Dunbar also says he would like to hire Acting Chief Ken McCoy as the department’s permanent chief, since McCoy was previously deputy chief and worked with the city and Assembly for years. Bronson says he would conduct a thorough vetting process and could not guarantee McCoy would be the permanent chief.

Budget

Bronson believes property taxes are too high and said he thinks every department of government should see some cuts, except for police. At Monday’s forum he estimated cuts at 5-8% for most departments. 

“The notion that I’m going to sit there and slash the budget and do draconian things — my opponent says I’m going to close the library and attack schools. No, but the library and the schools have to look at operating within their budgets,” Bronson said. “Either that or we’re going to come to a financial crisis here.”

Dunbar supports maintaining city spending, arguing Bronson’s proposed cuts will hurt services such as emergency response. 

“The budget is balanced now. Mr. Bronson is going to manufacture a crisis and then he’s going to have very deep cuts,” Dunbar said. “We need to preserve critical services. We’ve diversified our revenue, we’ve largely decoupled from the state. We have a balanced budget.”

Dunbar also says the municipality is too reliant on property taxes and is in favor of diversifying revenue through interest from the sale of ML&P, the existing alcohol and tobacco taxes, motor fuel tax and possibly other sources.

Housing affordability

Both candidates agree there isn’t enough affordable housing in Anchorage and building in the municipality is too expensive and cumbersome.

Dunbar says he thinks the city planning department should be restructured to make it easier for developers to get construction approved. Bronson says Title 21 and Title 23, city codes around building safety and planning, should be looked at to make it less expensive to build. 

Dunbar also supports more infill housing and renovating existing properties to increase housing density.

Why does this election feel so contentious?

The mayor’s seat isn’t partisan and both candidates say they don’t see this as a partisan fight, but they both describe each other as too extreme for Anchorage. 

“[Bronson] is very much connected to the most fringe elements of our politics,” Dunbar said last month, adding that Bronson launched his campaign with the support of Assembly member Jamie Allard while the Save Anchorage movement was ramping up over the summer.

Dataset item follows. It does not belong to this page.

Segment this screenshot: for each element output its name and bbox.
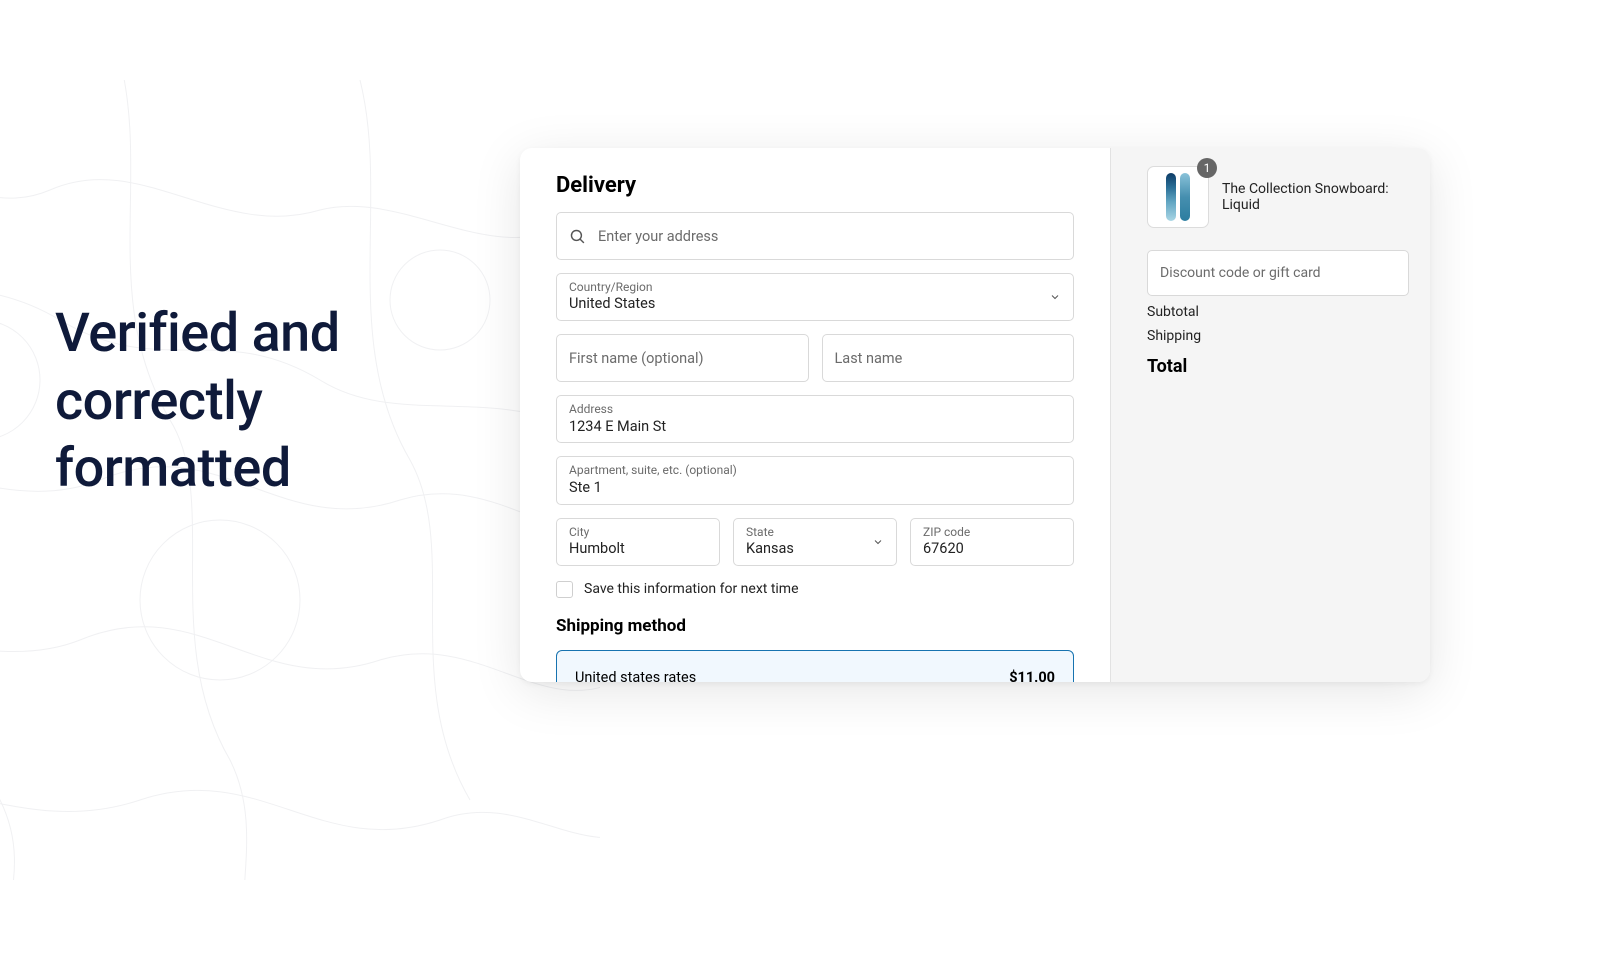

Meanwhile, Bronson describes Dunbar as a “radical leftist.”

Back and forth rhetoric during the campaign has gotten heated — a Bronson ad from March referred to Assembly members as “a bunch of idiots.” At a televised debate last week, Dunbar asked Bronson to “please stop lying” about the city’s homelessness response. Later Bronson told Dunbar “you don’t have the sense God gave an anvil” when it came to budget issues.

Dunbar’s campaign has also criticized Bronson for skipping public forums, and filed multiple complaints to the state Public Offices Commission about the Bronson campaign’s alleged finance violations.

The mayor’s race is reflective of the political atmosphere in Anchorage, which candidates, observers and voters say has never felt more divided.

Bronson says the city’s public health restrictions are to blame for the division.

“We don’t need any more division, we need a little bit of unity here. And this Assembly has divided us for many months by pitting us one against the other,” he said on Monday.

Dunbar says his experience in government is best suited to building a “coalition” across the political spectrum to lead the city. 

“The vast majority of work that’s done on the Assembly and municipality is non-partisan — it’s roads, drainage, police, fire, it’s things that shouldn’t be partisan. It shouldn’t be nationalized issues, either.” 

Both candidates say they will govern for all of Anchorage, if elected.